Darüber hinaus hat der Deal mit der Türkei den Flüchtlingszustrom nach Griechenland deutlich verringert. Derzeit erreichen rund 100 Migranten pro Tag die griechischen Inseln, vor der Vereinbarung waren es etwa 4.000 pro Tag. Für jeden von den Ägäis-Inseln in die Türkei rückgeführten Syrer soll ein anderer Syrer aus der Türkei in der EU neu angesiedelt werden. Vorrang erhalten dabei Migranten, die vorher noch nicht illegal in die EU kamen. Neben den noch rund 18.000 freien Plätzen sollen auf freiwilliger Basis weitere Neuansiedlungen bis zu einer Grenze von 54.000 zusätzlichen Personen erfolgen. Für jede Neuansiedlungsverpflichtung sollen jedoch auch die im Rahmen des Umsiedlungsbeschlusses bisher nicht vergebenen Plätze entsprechend verringert werden.
Schuldzuweisung statt Solidarität Damit stecken die 50.000 Personen auf dem griechischen Festland, in Idomeni, Piräus und anderen Orten fest. Die von der EU-Kommission anvisierte Umsiedlung von 6.000 Personen pro Monat findet nicht statt.
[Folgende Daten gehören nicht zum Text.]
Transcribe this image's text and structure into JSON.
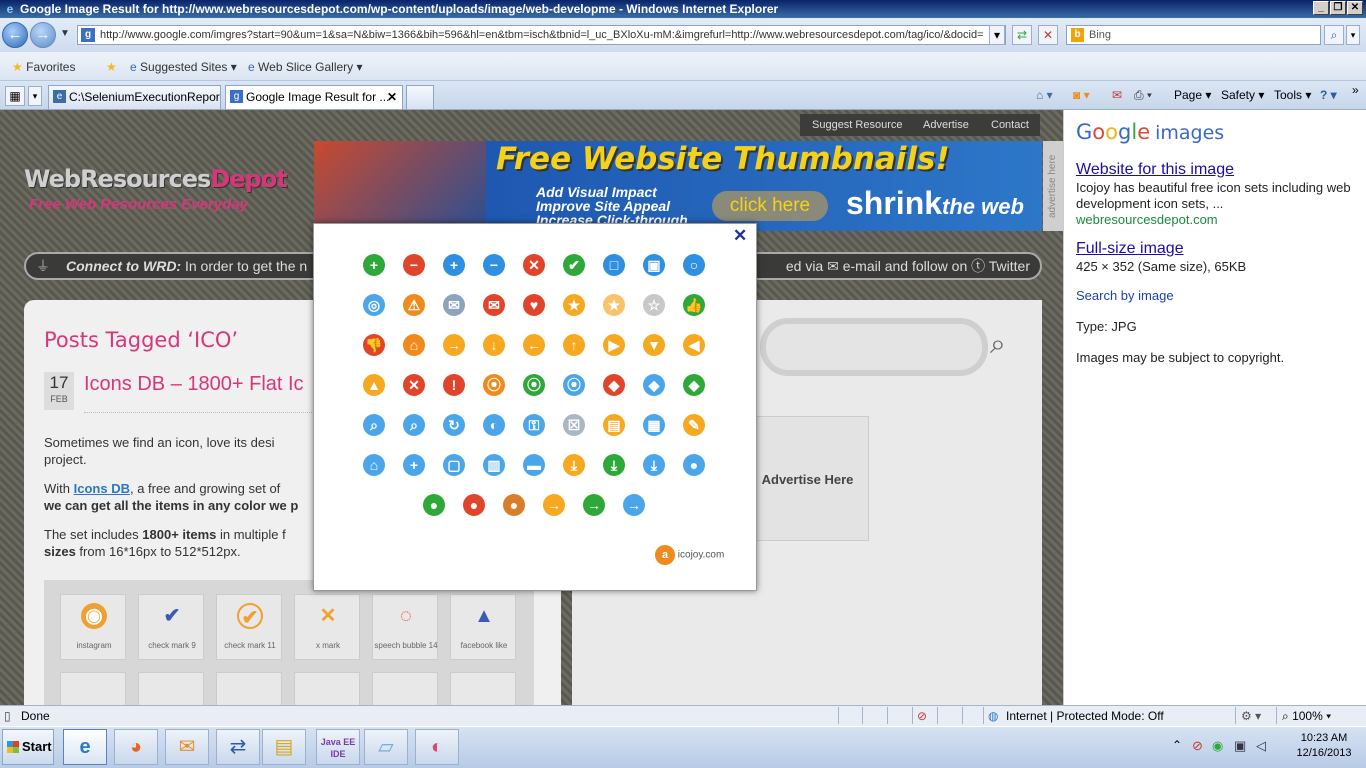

Während etwa Schweden und Österreich aufgrund des massiven Flüchtlingszustroms eine befristete Aussetzung ihrer zugeteilten Quote erwirkt haben, Großbritannien nicht mithilft und die Visegrád-Länder sich grundsätzlich weigern, blockieren auch andere EU-Länder nach wie vor die aliquote Übernahme der Migranten. Mitte März boten 18 EU-Länder gerade einmal 3.723 der 160.000 Plätze an. Die von ihnen gestellten Bedingungen, zusätzliche Sicherheitsüberprüfungen und definierte Präferenzen hinsichtlich des Flüchtlingsprofils führen zu massiven Verzögerungen und Differenzen bei der vereinbarten Umsiedlung dieser Menschen. Weniger gegenseitige Schuldzuweisung, mehr Solidarität und europäisches Problemlösungsbewusstsein wären jetzt notwendig. Auch was die Flüchtlingsfrage betrifft, ist Werner Schneyder durchaus zustimmen: “Europa besteht aus Staaten, die sich nicht vorschreiben lassen wollen, was sie selbst beschlossen haben.”